I do think, Medusa gets a bit of a bum rap, as really, all we remember her for is this monstrous Gorgon that she became, and no doubt you are wondering why I brought her up…well, Medusa and Poseidon where the parents of Pegasus.
The happy couple looked like this:-
Poseidon mosaic
Medusa – Caravaggio
Ok, maybe not quite so happy couple here, but you’ll understand why I show these images eventually, there is method in my madness.
On the other side of the god world, Zeus had nine beautiful daughters called The Muses. Their mother was Mnemosyne, who was the personification of memory, and each muse had a certain characteristic, these where displayed through art as such:-
Calliope – protector over ancient poetry and would be seen with a writing tablet.
Clio – protector of history and would be seen with scrolls
Erato – protector of lyric poetry and would be seen with a cithara
Euterpe – protector of song and elegiac poetry and would be seen with a flute
Melpomene – protector of tragedy and would be seen with a tragic mask
Polyhymnia – protector of hymns and would be seen with a veil
Terpsichore – protector of dance and would be seen with a lyre
Thalia – protector of comedy and would be seen with a comic mask
Urania – protector of astronomy and would be seen with a globe and compass
The muses were a friend to Pegasus, and before Medusa’s head was cut off and Pegasus was tamed by Bellerophon, he created the Hippocrene fountain on Mt. Helicon. According to myth, where ever Pegasus’s hooves touch the earth it would create a spring, and the Hippocrene was created to prevent the mountain swelling with the rapture of song from the muses.

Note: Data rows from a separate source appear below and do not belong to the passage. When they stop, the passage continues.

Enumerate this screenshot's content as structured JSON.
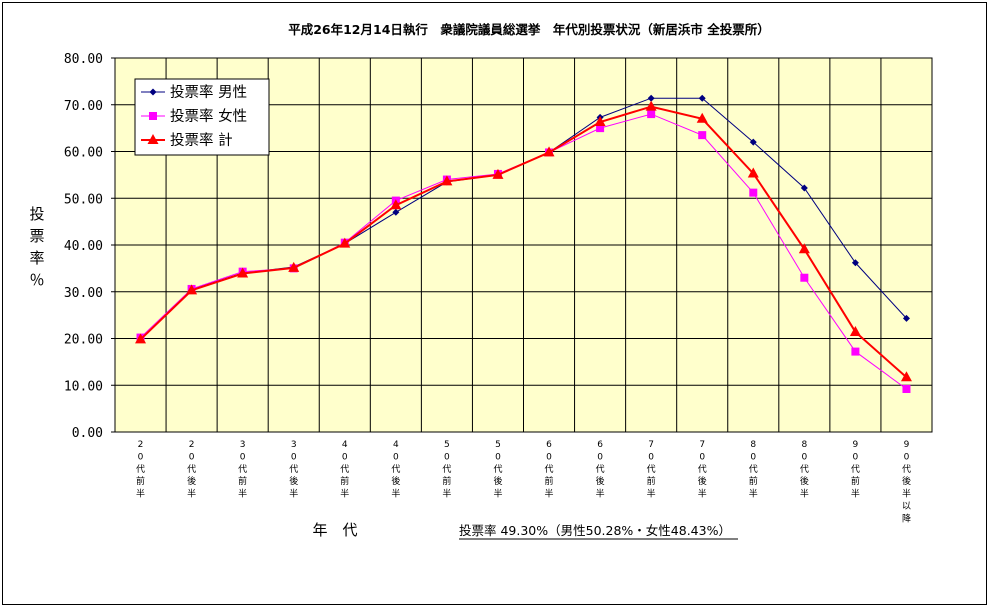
{
  "chart_data": {
    "type": "line",
    "title": "平成26年12月14日執行　衆議院議員総選挙　年代別投票状況（新居浜市 全投票所）",
    "ylabel": "投票率％",
    "xlabel": "年　代",
    "summary": "投票率 49.30%（男性50.28%・女性48.43%）",
    "ylim": [
      0,
      80
    ],
    "yticks": [
      "0.00",
      "10.00",
      "20.00",
      "30.00",
      "40.00",
      "50.00",
      "60.00",
      "70.00",
      "80.00"
    ],
    "grid": true,
    "legend_position": "top-left",
    "categories": [
      "20代前半",
      "20代後半",
      "30代前半",
      "30代後半",
      "40代前半",
      "40代後半",
      "50代前半",
      "50代後半",
      "60代前半",
      "60代後半",
      "70代前半",
      "70代後半",
      "80代前半",
      "80代後半",
      "90代前半",
      "90代後半以降"
    ],
    "series": [
      {
        "name": "投票率 男性",
        "color": "#000080",
        "marker": "diamond",
        "values": [
          19.8,
          30.5,
          34.0,
          35.3,
          40.3,
          47.0,
          53.5,
          55.0,
          59.8,
          67.3,
          71.4,
          71.4,
          62.0,
          52.2,
          36.2,
          24.3
        ]
      },
      {
        "name": "投票率 女性",
        "color": "#ff00ff",
        "marker": "square",
        "values": [
          20.2,
          30.6,
          34.3,
          35.0,
          40.5,
          49.5,
          54.0,
          55.2,
          59.8,
          65.0,
          68.0,
          63.5,
          51.2,
          33.0,
          17.2,
          9.2
        ]
      },
      {
        "name": "投票率 計",
        "color": "#ff0000",
        "marker": "triangle",
        "values": [
          19.8,
          30.3,
          33.9,
          35.1,
          40.3,
          48.5,
          53.6,
          55.0,
          59.8,
          66.3,
          69.6,
          67.0,
          55.3,
          39.1,
          21.4,
          11.7
        ]
      }
    ]
  },
  "colors": {
    "plot_background": "#ffffcc",
    "grid": "#000000"
  }
}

With all this information tumbling around your head now, let’s go back and talk about the picture at hand. Let’s talk about the muse at Pegasus shoulder first. She’s very hard to identify as to with one she is as she is just a face, with long flowing almost snake like hair. Due to the rest of my interpretation of this painting I am going to take an educated guess that it is Clio.
Pegasus looks more like a centaur, not our usual white steed, but a bronzed Adonis of a horse, with the armoured torso of a warrior. His wings look heavy and muscular to afford the ability to lift such a load. His eyes are closed as the muse looks ahead for him, nestled close to his temple and he gallops through a dream like background.
What I see in this is Pegasus’s history through the eyes of Clio. Pegasus is transformed to the image of his father Poseidon, taking in the metallic hues of the sea horses that drove Poseidon’s chariot, and his fathers muscular torso showing itself. Certainly if you look at the mosaic above you can see a muscular bearded warrior. Clio has taken on the attributes of Medusa, the face, soft as Medusa was before betraying Athena, and her long flowing locks while almost serpentine have yet to change under her betrayal.
This lends itself so nicely to the symbolism which surrealist love. The past driving the present.
What do you see when you look at this painting? Why not tell me in the comments?